Meningiomas—tumours of the membranes that surround the brain and spinal cord—are the most common primary central nervous system tumour. While they generally have more favourable outcomes than other brain tumours, there is a great deal of variability in their aggressiveness. In this study we trained machine learning models to predict meningioma malignancy and survival on the basis of a set of basic clinical variables such as patient age, tumour size, and surgical treatment received.

We started out this study as a bit of an exploration of how far we could go in predicting clinically-relevant outcomes of interest using only very minimal clinical and demographic information. In total, we included data from over 60,000 patients from the National Cancer Institute's Surveillance, Epidemiology, and End Results (SEER) database. SEER is a national registry that records data such as tumour characteristics and survival statistics about cancer patients in the United States. It is a valuable public resource that has contributed to a great deal of epidemiological research. One challenge we encountered in working with SEER data for this project was the amount of cleaning and restructuring that was needed to get the data in a usable format for further analysis. In this respect, the open-source Pandas Python package was very helpful in the initial stages of data exploration and organisation.

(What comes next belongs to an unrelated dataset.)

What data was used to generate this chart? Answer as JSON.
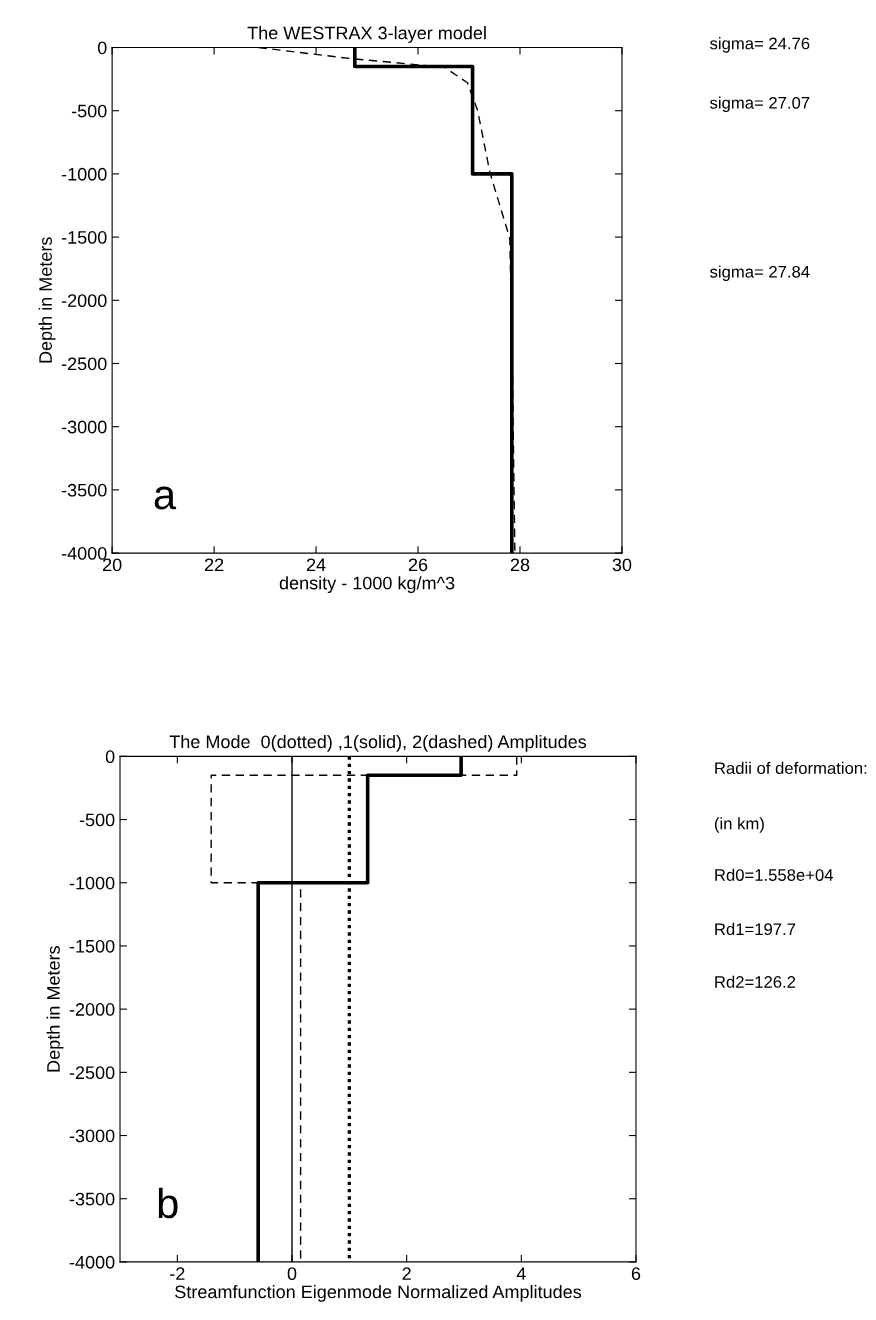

In addition to training predictive models of meningioma malignancy and survival and quantifying the performance of these models, an additional step we took in this study was to design a mobile web application (www.meningioma.app) to allow non-programmers to explore and evaluate the predictive models. Anecdotally, we've shared the app internally with colleagues in neurosurgery and gotten great feedback on how the app can be used to explore how different clinical factors might influence outcomes in hypothetical cases. Validation studies and further improvements to model performance are needed before we envisage such an app being usable in clinical practice. However, our intention here was to allow for clinicians to easily test out the models to provide feedback for improvement and generate interest in the possibilities of such tools. We also hope that the app will inspire others to replicate our approach and have therefore made the source code available under a free open-source license.

While we believe the models developed here represent a valuable performance baseline and proof of concept for future studies to surpass, it is also clear to us that including imaging (e.g. MRI) and molecular data will be necessary in subsequent developments. Nonetheless, particularly in regards to survival predictions, there is considerable informational value to be gained from even the simplest of clinical variables. There is therefore, in our opinion, room for developing predictive algorithms that combine models trained on large datasets of simple clinical data—as in this study—with models trained on smaller but richer datasets, for which it can be more difficult to obtain very large numbers of patients.

Further incremental improvements in model performance are likely still achievable with the current dataset, but a larger challenge for translatability in our view lies in collecting and curating large multimodal datasets including imaging data, lab values, surgical pathology, and genetic information. Expanding the scope of national cancer registries for large-scale inclusion of such datasets will be critical in leading the way for the development of the next generation of predictive models. Moreover, collecting additional outcome variables beyond simple survival statistics will be important in expanding the possible usefulness of future predictive models. In the case of meningiomas, surgery for benign tumours is frequently undertaken to treat comorbid seizures or other neurological symptoms. With additional outcome reporting, we could foresee developing predictive models that might help determine which patients are more likely to benefit from such interventions.